Preguntas frecuentes

¿Es normal que un niño de 2 años no comparta?

Sí, suele ser normal. A los 2 años muchos niños todavía están aprendiendo qué significa mío, tuyo, turno y luego. Pueden agarrar un juguete, decir “mío” o enfadarse si otro niño lo toca. Lo importante es acompañar el proceso con turnos cortos, límites claros y mucha repetición.

¿Debo obligar a mi hijo de 2 años a compartir sus juguetes?

No conviene obligarle quitándole el juguete de golpe, porque puede sentir que compartir significa perder. Es mejor proponer turnos breves, explicar cuándo vuelve el objeto y practicar primero con juguetes que no sean sus favoritos.

¿Qué digo cuando mi hijo grita “mío”?

Puedes decir algo corto y claro: “Sí, lo estás usando tú. Cuando termines una vuelta, le toca a Ana y luego vuelve.” Así validas su sensación de propiedad, pero introduces la idea de turno sin avergonzarle.

¿Cómo enseño a compartir sin que acabe en rabieta?

Empieza en momentos tranquilos, con objetos poco importantes y turnos de pocos segundos.

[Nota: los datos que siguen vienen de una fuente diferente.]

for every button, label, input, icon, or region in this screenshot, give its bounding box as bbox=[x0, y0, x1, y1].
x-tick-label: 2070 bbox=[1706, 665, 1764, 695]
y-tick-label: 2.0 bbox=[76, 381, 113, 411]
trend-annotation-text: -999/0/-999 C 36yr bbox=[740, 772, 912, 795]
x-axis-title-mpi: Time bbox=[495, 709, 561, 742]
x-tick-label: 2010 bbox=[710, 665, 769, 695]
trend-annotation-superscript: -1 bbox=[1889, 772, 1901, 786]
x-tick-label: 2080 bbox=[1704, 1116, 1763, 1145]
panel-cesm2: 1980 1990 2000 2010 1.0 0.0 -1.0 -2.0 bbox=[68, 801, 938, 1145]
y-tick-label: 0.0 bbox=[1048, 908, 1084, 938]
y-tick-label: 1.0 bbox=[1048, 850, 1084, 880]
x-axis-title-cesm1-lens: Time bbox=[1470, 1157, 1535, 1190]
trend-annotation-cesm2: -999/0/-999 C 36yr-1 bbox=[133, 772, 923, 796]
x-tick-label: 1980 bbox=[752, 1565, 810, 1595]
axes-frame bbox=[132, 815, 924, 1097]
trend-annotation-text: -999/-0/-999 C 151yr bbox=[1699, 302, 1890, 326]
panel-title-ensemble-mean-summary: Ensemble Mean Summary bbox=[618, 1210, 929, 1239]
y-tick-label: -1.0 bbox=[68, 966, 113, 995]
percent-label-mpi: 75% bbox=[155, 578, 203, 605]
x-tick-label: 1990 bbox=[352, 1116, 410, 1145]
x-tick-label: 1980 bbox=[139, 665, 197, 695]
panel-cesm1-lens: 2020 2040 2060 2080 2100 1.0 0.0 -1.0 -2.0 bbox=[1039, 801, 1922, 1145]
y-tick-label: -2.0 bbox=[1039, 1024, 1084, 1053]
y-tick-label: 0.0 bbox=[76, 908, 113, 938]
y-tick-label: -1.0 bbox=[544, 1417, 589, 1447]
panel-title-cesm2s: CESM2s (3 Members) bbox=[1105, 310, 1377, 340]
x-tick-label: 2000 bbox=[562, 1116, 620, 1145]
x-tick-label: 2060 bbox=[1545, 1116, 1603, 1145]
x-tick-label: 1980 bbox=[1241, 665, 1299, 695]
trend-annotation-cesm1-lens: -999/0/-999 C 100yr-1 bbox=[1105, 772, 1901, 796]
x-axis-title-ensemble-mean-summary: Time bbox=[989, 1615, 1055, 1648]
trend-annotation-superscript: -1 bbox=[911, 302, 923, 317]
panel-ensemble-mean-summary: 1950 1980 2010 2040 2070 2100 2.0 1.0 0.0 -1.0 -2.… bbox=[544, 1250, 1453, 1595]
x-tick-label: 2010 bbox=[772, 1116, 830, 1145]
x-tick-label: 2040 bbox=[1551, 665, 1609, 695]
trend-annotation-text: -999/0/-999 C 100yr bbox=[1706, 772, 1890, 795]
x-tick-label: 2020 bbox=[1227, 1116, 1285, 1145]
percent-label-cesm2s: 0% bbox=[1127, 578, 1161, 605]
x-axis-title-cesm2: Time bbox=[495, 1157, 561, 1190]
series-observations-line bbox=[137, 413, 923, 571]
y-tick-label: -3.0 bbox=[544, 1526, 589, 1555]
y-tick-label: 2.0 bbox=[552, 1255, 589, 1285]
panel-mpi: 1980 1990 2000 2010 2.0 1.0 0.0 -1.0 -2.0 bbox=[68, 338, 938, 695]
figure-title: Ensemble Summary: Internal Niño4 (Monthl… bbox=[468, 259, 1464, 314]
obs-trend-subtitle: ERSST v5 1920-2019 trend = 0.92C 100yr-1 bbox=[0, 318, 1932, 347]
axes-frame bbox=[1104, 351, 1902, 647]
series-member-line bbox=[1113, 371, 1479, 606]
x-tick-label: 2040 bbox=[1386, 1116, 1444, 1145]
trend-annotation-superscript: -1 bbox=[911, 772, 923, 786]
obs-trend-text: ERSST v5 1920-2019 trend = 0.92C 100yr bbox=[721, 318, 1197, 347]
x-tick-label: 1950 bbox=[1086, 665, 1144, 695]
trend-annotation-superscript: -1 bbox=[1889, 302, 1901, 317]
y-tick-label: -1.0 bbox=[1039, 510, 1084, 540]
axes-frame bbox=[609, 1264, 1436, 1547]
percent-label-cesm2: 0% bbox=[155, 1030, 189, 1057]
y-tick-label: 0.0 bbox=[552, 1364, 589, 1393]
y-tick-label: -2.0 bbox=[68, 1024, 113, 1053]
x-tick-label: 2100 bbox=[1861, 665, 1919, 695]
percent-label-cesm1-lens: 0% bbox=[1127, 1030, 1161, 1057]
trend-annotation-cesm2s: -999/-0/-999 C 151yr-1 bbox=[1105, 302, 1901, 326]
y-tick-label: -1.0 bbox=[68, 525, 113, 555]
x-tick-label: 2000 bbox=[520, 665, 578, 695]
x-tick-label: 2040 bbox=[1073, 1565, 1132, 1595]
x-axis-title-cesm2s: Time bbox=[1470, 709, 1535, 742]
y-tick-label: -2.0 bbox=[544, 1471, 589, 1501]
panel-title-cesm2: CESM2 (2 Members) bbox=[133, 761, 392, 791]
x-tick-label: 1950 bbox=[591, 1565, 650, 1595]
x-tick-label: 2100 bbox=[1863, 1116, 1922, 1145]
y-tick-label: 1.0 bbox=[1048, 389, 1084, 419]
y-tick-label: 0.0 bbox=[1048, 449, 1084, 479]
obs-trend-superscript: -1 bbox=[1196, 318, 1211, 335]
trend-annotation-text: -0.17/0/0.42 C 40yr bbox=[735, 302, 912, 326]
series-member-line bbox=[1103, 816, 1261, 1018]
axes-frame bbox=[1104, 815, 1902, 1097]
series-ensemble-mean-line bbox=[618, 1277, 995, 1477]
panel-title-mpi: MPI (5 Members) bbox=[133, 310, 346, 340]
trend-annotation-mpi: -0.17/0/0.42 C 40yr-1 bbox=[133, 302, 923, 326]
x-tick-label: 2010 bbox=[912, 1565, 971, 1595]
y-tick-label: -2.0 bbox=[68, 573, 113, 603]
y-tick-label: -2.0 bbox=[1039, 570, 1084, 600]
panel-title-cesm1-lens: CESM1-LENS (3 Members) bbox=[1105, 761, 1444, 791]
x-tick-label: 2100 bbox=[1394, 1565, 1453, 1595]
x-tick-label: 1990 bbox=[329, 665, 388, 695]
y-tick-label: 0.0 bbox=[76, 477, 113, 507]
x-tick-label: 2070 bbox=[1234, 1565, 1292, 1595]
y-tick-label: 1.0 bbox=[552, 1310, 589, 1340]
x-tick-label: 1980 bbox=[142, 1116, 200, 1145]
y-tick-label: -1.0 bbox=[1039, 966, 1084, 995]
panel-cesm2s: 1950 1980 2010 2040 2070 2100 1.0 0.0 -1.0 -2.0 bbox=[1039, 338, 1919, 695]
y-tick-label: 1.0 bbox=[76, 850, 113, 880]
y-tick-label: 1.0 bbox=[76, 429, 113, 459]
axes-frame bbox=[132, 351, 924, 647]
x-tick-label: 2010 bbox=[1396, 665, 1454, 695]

Usa reglas visibles como una vuelta, tres palmadas o cinco dedos. Si el niño está cansado, con hambre o muy alterado, es mejor bajar la exigencia y retomar la práctica más tarde.

¿Qué hago si pega o empuja cuando otro niño coge un juguete?

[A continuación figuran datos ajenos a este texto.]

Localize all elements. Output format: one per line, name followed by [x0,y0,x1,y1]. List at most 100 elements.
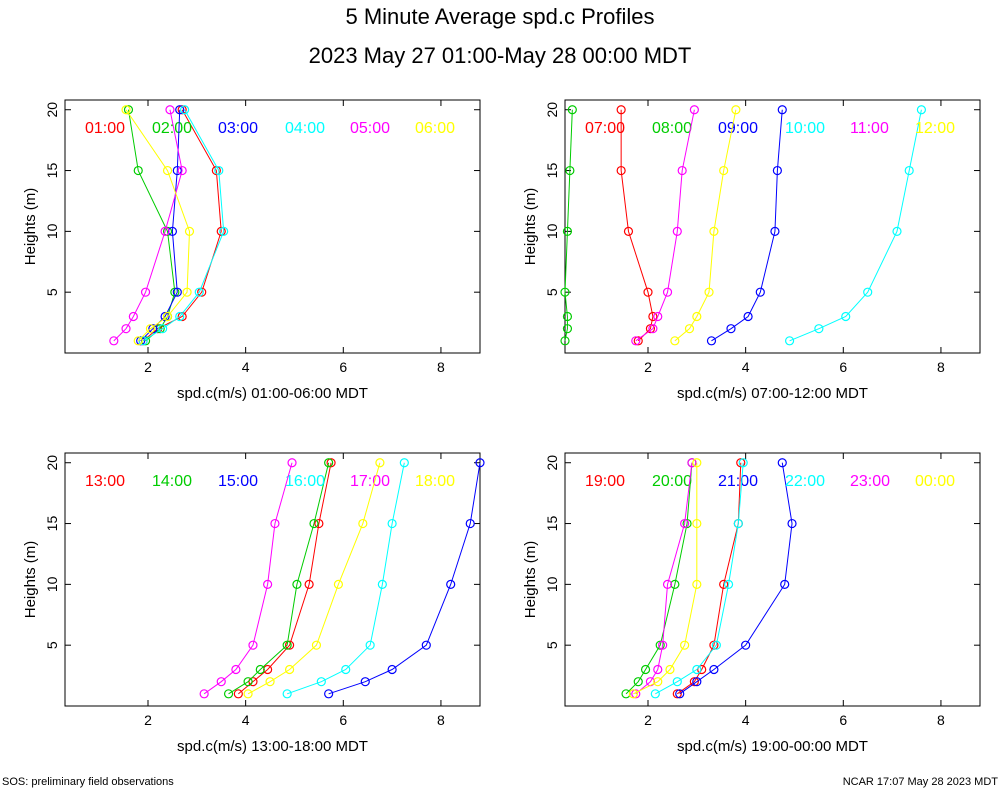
data-point [643,287,653,297]
data-point [377,579,387,589]
data-point [665,664,675,675]
data-point [162,226,173,236]
series-line [679,462,793,695]
data-point [560,336,570,346]
data-point [738,458,748,468]
data-point [709,640,719,650]
data-point [733,518,743,529]
series-line [633,462,698,695]
data-point [670,336,680,346]
data-point [465,518,475,529]
legend-entry: 20:00 [652,473,692,490]
data-point [677,165,687,176]
series-18:00 [243,458,385,699]
legend-entry: 22:00 [785,473,825,490]
data-point [121,105,131,115]
x-tick-label: 4 [242,359,250,375]
data-point [446,579,456,589]
data-point [140,336,151,346]
data-point [199,689,209,699]
series-line [635,109,695,342]
chart-title: 5 Minute Average spd.c Profiles [345,4,655,29]
data-point [692,579,702,589]
legend-entry: 05:00 [350,120,390,137]
data-point [177,311,187,322]
x-tick-label: 8 [937,359,945,375]
y-tick-label: 10 [544,576,560,592]
plot-panel: 2 4 6 8 5 10 15 20 spd.c(m/s) 07:00-12:00 MDT Hei… [522,99,981,402]
data-point [180,105,190,115]
data-point [631,336,641,346]
y-tick-label: 20 [544,455,560,471]
data-point [304,579,314,589]
x-tick-label: 2 [144,359,152,375]
series-line [620,109,654,342]
data-point [719,165,729,176]
data-point [687,458,697,468]
data-point [904,165,914,176]
data-point [263,579,273,589]
legend-entry: 17:00 [350,473,390,490]
data-point [231,664,241,675]
data-point [692,518,702,529]
legend-entry: 09:00 [718,120,758,137]
legend-entry: 19:00 [585,473,625,490]
data-point [155,324,165,334]
y-axis-label: Heights (m) [22,541,39,619]
series-line [328,462,481,695]
legend-entry: 10:00 [785,120,825,137]
series-21:00 [675,458,797,699]
legend-entry: 07:00 [585,120,625,137]
data-point [243,677,253,687]
data-point [214,165,224,176]
legend-entry: 23:00 [850,473,890,490]
series-line [655,462,744,695]
data-point [633,336,643,346]
data-point [136,336,146,346]
data-point [167,226,178,236]
data-point [309,518,319,529]
data-point [680,640,690,650]
data-point [172,287,182,297]
data-point [719,579,729,589]
data-point [311,640,322,650]
legend-entry: 16:00 [285,473,325,490]
data-point [784,336,795,346]
x-tick-label: 2 [144,712,152,728]
series-06:00 [121,105,195,346]
data-point [133,165,143,176]
y-tick-label: 5 [544,641,560,649]
data-point [284,640,295,650]
plot-frame [564,452,981,707]
data-point [841,311,851,322]
data-point [653,311,663,322]
data-point [165,105,175,115]
legend-entry: 21:00 [718,473,758,490]
series-15:00 [324,458,485,699]
plot-panel: 2 4 6 8 5 10 15 20 spd.c(m/s) 19:00-00:00 MDT Hei… [522,452,981,755]
data-point [704,287,714,297]
series-00:00 [628,458,702,699]
data-point [194,287,204,297]
data-point [741,640,751,650]
data-point [475,458,485,468]
footer-timestamp: NCAR 17:07 May 28 2023 MDT [842,776,998,788]
data-point [736,458,746,468]
data-point [140,287,151,297]
y-tick-label: 10 [544,223,560,239]
series-line [125,109,191,342]
data-point [916,105,927,115]
data-point [662,287,673,297]
data-point [175,105,185,115]
series-line [625,462,693,695]
data-point [148,324,158,334]
data-point [360,677,370,687]
data-point [780,579,790,589]
y-tick-label: 15 [544,163,560,179]
data-point [648,311,658,322]
data-point [655,640,665,650]
x-axis-label: spd.c(m/s) 01:00-06:00 MDT [177,385,368,402]
x-axis-label: spd.c(m/s) 07:00-12:00 MDT [677,385,868,402]
x-tick-label: 2 [644,359,652,375]
plot-panel: 2 4 6 8 5 10 15 20 spd.c(m/s) 13:00-18:00 MDT Hei… [22,452,485,755]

Primero bloquea la acción con calma: “No dejo que pegues.” Después nombra lo que ocurre: “Querías el coche.” Luego ofrece una estructura: “Una vuelta él, una vuelta tú.” Entender la emoción no significa permitir el golpe.

¿Cuándo debería preocuparme si no comparte nunca?

No compartir a los 2 años, por sí solo, no suele ser preocupante. Conviene observar si también hay mucha agresividad frecuente, ausencia de juego compartido, dificultad intensa para comunicarse, pérdida de habilidades o angustia en casi todas las interacciones. En esos casos, puede ser útil consultar con un profesional.

¿Qué juegos ayudan a enseñar turnos a niños de 2 años?

Funcionan bien los juegos de ida y vuelta con pelota, coches que cambian de conductor, construir torres por turnos, servir comida de juguete o pasar un objeto siguiendo una regla divertida. Lo importante es que el turno sea corto, visible y que el objeto vuelva.

¿Es bueno tener juguetes que no se comparten?

Sí. Elegir dos o tres juguetes especiales que se guardan antes de una visita puede reducir conflictos. Compartir no significa que todo esté disponible para todos en cualquier momento. Tener algunos tesoros protegidos ayuda al niño a sentirse más seguro con el resto.